One solution would be for the other 48 states to adopt the Maine-Nebraska system for apportioning their electors. Each state’s elector count is based on its national representation in the bicameral Congress: Two electors representing each state’s two U.S. senators, plus one for each House member.

Maine and Nebraska assign their two “Senate” electors to the presidential slate that carries the state—after all, senators are elected statewide—and one elector to whichever presidential ticket carries each House district. For the District of Columbia and the seven least-populous states that have only one House member, all three electoral votes would be assigned based on the statewide winner.

This “congressional district” method for assigning electors is alluring because it would force nominees and parties to campaign in competitive House districts in otherwise uncompetitive states. Meanwhile, the campaigns would have to compete for key blocs of voters in the uncompetitive House districts of the competitive states, where every vote counts toward the goal of winning statewide.

Of course, had the Maine-Nebraska method already been in place in all the states, both Bush and Gore would have run different geographic campaigns, undoubtedly altering the results within the congressional districts, statewide or even nationally.

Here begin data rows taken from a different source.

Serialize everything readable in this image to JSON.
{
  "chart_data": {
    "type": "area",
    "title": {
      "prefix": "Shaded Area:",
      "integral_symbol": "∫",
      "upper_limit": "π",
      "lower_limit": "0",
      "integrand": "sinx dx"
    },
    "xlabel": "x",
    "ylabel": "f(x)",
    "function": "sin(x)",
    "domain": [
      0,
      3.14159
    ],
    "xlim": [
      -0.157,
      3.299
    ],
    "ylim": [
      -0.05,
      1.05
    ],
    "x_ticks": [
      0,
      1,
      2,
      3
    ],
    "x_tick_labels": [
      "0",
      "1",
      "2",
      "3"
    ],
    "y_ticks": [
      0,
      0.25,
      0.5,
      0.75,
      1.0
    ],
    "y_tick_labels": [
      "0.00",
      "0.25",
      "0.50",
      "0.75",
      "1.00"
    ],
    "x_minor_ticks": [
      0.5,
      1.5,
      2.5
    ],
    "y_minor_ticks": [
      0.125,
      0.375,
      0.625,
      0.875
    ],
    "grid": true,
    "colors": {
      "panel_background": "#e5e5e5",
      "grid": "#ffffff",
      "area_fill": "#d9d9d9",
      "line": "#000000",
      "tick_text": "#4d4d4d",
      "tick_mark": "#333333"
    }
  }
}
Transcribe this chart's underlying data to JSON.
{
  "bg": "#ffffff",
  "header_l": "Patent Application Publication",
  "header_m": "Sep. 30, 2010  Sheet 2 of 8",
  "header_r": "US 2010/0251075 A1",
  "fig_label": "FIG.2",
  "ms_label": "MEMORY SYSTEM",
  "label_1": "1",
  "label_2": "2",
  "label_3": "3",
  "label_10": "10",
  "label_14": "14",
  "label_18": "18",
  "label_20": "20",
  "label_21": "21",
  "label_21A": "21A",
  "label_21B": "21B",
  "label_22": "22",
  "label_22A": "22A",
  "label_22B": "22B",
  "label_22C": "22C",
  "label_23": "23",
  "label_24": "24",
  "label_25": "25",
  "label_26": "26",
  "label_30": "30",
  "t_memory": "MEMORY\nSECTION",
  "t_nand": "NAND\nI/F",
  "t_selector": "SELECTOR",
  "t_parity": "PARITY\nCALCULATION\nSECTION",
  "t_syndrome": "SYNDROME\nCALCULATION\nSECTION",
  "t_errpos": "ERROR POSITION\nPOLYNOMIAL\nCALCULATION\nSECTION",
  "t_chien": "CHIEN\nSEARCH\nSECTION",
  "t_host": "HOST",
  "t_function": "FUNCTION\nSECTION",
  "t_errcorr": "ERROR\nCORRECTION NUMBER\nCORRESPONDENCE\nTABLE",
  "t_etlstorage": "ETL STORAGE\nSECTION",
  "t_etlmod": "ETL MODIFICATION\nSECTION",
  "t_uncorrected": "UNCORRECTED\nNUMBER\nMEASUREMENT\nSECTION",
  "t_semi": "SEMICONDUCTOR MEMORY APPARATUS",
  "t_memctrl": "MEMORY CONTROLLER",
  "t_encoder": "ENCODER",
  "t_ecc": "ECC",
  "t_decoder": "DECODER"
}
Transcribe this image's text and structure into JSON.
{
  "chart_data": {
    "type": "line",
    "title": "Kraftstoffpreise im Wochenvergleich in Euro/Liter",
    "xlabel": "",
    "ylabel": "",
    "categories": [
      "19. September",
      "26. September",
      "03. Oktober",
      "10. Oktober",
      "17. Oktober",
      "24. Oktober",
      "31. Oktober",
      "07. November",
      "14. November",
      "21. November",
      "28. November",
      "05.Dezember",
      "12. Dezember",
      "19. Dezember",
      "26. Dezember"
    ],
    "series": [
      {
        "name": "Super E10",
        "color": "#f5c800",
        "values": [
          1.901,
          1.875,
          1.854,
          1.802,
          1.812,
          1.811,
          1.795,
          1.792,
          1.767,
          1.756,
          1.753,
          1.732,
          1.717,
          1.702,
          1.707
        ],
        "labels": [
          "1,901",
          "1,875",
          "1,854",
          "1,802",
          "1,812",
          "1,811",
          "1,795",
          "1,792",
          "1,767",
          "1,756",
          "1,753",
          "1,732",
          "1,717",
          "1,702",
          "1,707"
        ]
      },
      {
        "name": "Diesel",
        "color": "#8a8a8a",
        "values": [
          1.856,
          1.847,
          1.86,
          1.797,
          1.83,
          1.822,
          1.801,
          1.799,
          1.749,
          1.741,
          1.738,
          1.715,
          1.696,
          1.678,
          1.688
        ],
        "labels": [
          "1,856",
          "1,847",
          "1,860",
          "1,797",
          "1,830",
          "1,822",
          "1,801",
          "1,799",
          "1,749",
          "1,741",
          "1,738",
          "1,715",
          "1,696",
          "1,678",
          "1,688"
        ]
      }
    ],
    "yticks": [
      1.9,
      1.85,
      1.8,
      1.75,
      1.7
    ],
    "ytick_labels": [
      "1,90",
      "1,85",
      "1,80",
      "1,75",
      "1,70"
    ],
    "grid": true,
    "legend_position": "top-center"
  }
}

Whatever the case, the point remains: Both Bush and Gore would have had to run broader, more national campaigns.

The second change I advocate is for the 24 states with unbound electors to pass laws to require their electors to vote according to the House district and statewide popular vote returns. That way, politicians would be prevented from engaging in political intrigue to promote “faithless elector” scenarios.

What’s most appealing about these two reforms is that they reaffirm the Founders’ fealty to federalism, both procedurally and functionally. Procedurally, the changes could be made by the states themselves, without amending the U.S. Constitution. Functionally, the use of statewide and sub-state units to aggregate votes—the same units used to construct the bicameral Congress—honors the Founders’ desire to balance the will of local and statewide populations.

In the main, the Electoral College has served the nation well. With a little tweaking from the states it could function more effectively in the future.